Listen, I think we've been down that road. We know how hard consolidations are. We think the industry the contract industry has definitely shrunk, so consolidation in the end is good for everyone. We know that consolidations and integrations can be distracting, so we plan to definitely be on the front foot now that we're on the other side of that.

Doug Lane

Analyst · Water Tower Research. Please go ahead.

That's true. You've been through a lot of consolidation yourself over the years. And just finally on capital allocation, can what is the is there a target for a leverage ratio here? You seem to be hovering just under three times. And is that sort of target, a soft target of where you want to be? And then how do you think about capital expenditures in share repurchases in that context?

Kevin Veltman

Management

Yeah. So the way we're thinking about capital allocation right now is, one, you've heard us talk about some of the growth investments that we're making sure we can fund, and so we feel well positioned with the balance sheet to fund those. Paying down debt is the second priority. Would see kind of a midterm target to get to that two to two and a half turns range from the 2.87 are now as we continue to pay that down, those would be the first two priorities and then obviously continuing to maintain dividend at periodic share repurchase to offset dilution.

Doug Lane

Analyst · Water Tower Research. Please go ahead.

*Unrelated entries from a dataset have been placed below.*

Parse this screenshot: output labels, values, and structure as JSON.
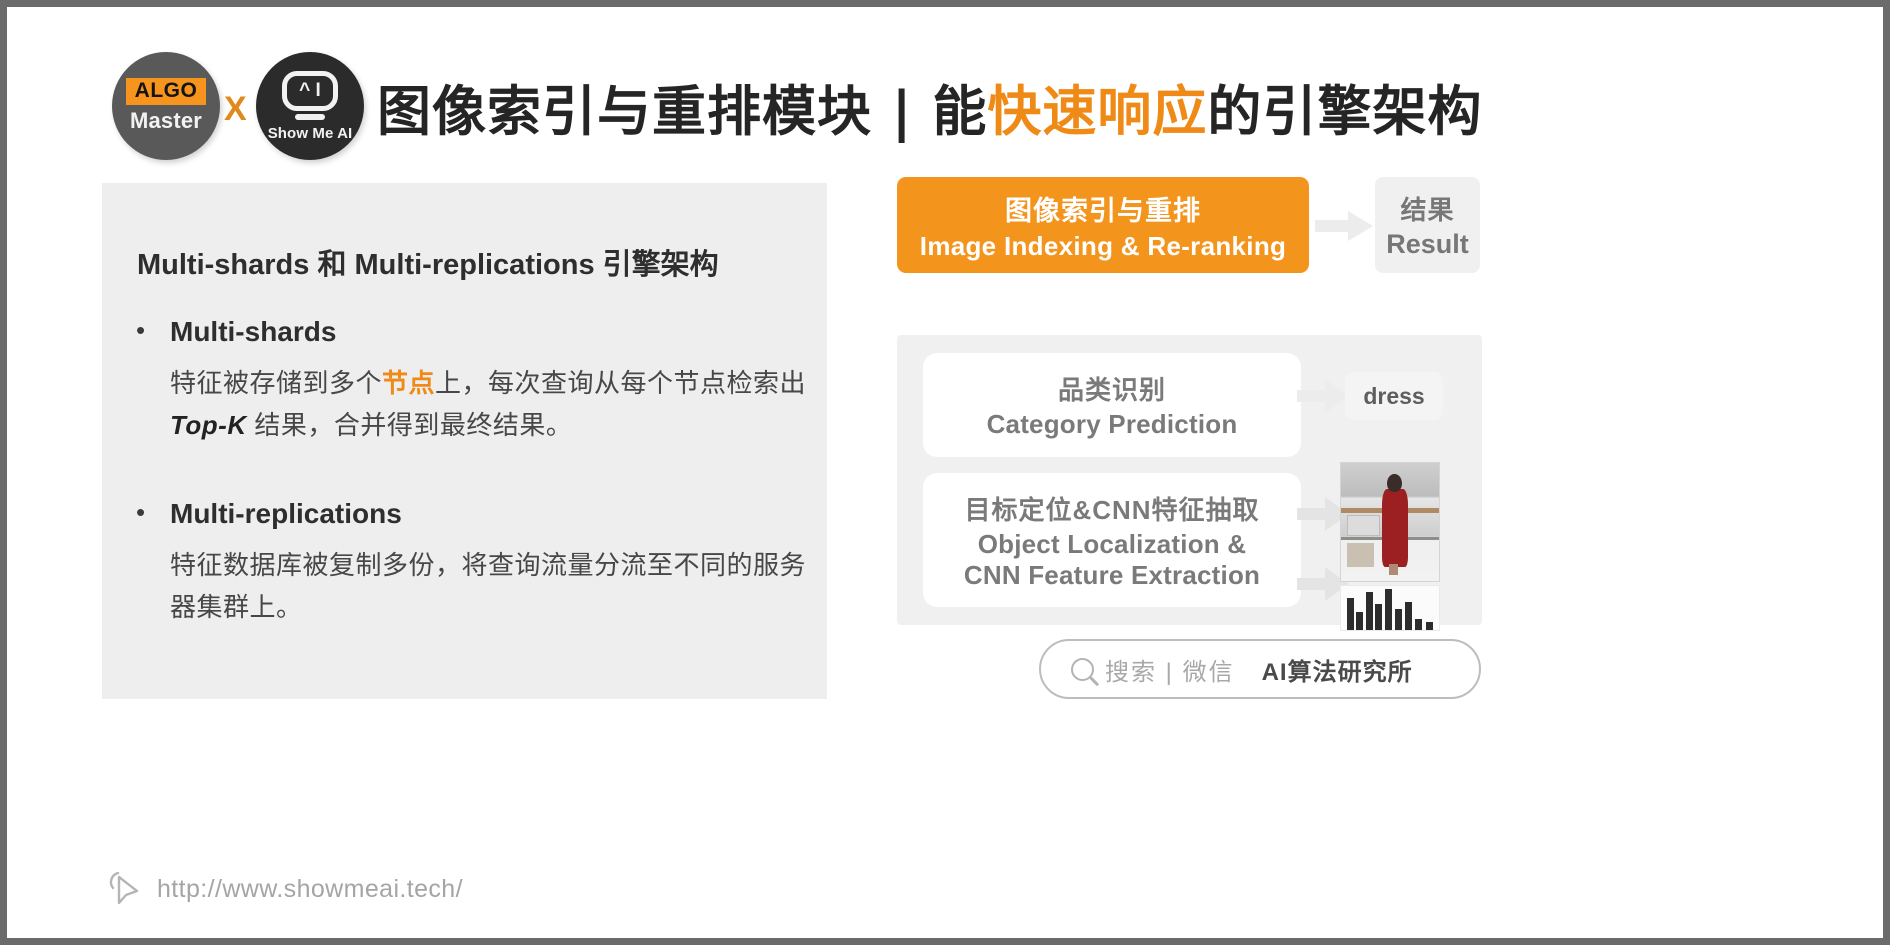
{
  "brand": {
    "logo_left_tag": "ALGO",
    "logo_left_sub": "Master",
    "logo_x": "X",
    "logo_right_eyes": "^ I",
    "logo_right_sub": "Show Me AI"
  },
  "header": {
    "title_part1": "图像索引与重排模块 | 能",
    "title_highlight": "快速响应",
    "title_part2": "的引擎架构",
    "accent_color": "#ef8a17"
  },
  "left_panel": {
    "heading": "Multi-shards 和 Multi-replications 引擎架构",
    "bullets": [
      {
        "marker": "•",
        "title": "Multi-shards",
        "body_pre": "特征被存储到多个",
        "body_highlight": "节点",
        "body_mid": "上，每次查询从每个节点检索出 ",
        "body_bold": "Top-K",
        "body_post": " 结果，合并得到最终结果。"
      },
      {
        "marker": "•",
        "title": "Multi-replications",
        "body_pre": "特征数据库被复制多份，将查询流量分流至不同的服务器集群上。",
        "body_highlight": "",
        "body_mid": "",
        "body_bold": "",
        "body_post": ""
      }
    ]
  },
  "right_panel": {
    "main_box": {
      "cn": "图像索引与重排",
      "en": "Image Indexing & Re-ranking",
      "color": "#f3941d"
    },
    "result_box": {
      "cn": "结果",
      "en": "Result"
    },
    "cards": [
      {
        "cn": "品类识别",
        "en": "Category Prediction",
        "output": "dress"
      },
      {
        "cn": "目标定位&CNN特征抽取",
        "en_line1": "Object Localization &",
        "en_line2": "CNN Feature Extraction"
      }
    ],
    "search_bar": {
      "hint": "搜索 | 微信",
      "brand": "AI算法研究所",
      "icon": "search-icon"
    }
  },
  "footer": {
    "url": "http://www.showmeai.tech/",
    "icon": "cursor-icon"
  }
}
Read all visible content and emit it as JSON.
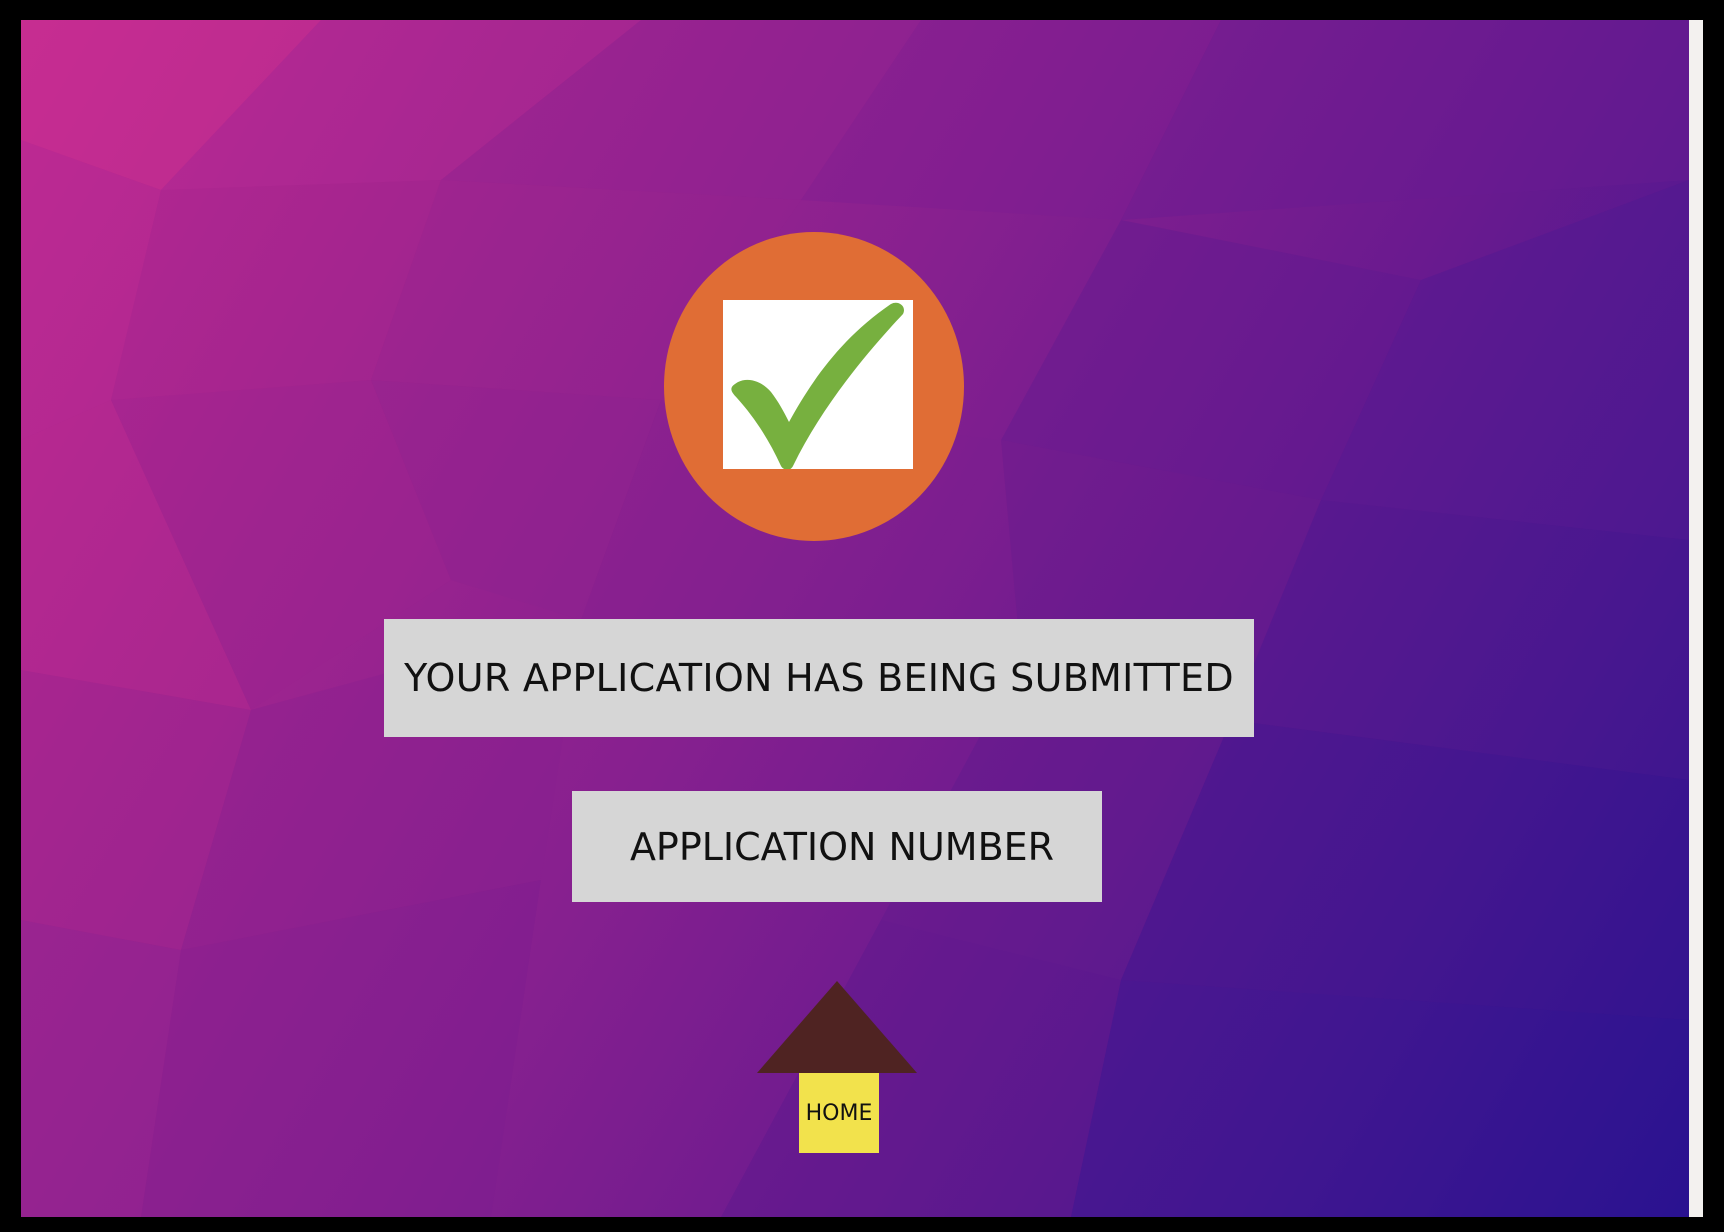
{
  "colors": {
    "frame": "#000000",
    "badge": "#e06d35",
    "checkmark": "#77b03f",
    "panel": "#d6d6d6",
    "arrow_head": "#4f2322",
    "home_button": "#f2e24c",
    "background_start": "#c52a93",
    "background_end": "#2a1290"
  },
  "status_icon": {
    "icon": "checkmark-icon"
  },
  "messages": {
    "submitted": "YOUR APPLICATION HAS BEING SUBMITTED",
    "application_number": "APPLICATION NUMBER"
  },
  "home": {
    "label": "HOME",
    "icon": "up-arrow-icon"
  }
}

Okay. That's helpful. Thank you.

Operator

Operator

There are no further questions. We turn the floor back to CEO, Andi Owen, for any closing remarks.

Andi Owen

Management

Thank you again, everyone, for joining us on the call tonight. With solid order momentum across every segment, and encouraging signals in our markets we were entering the third quarter with confidence Our teams remain focused on delivering operational excellence, scaling innovation, executing against our strategic priorities. We appreciate your support. Wish you all happy holidays and look forward to updating you next quarter. Thank you.

Operator

Operator

Ladies and gentlemen, this concludes today's call. Thank you all for joining. You may now disconnect.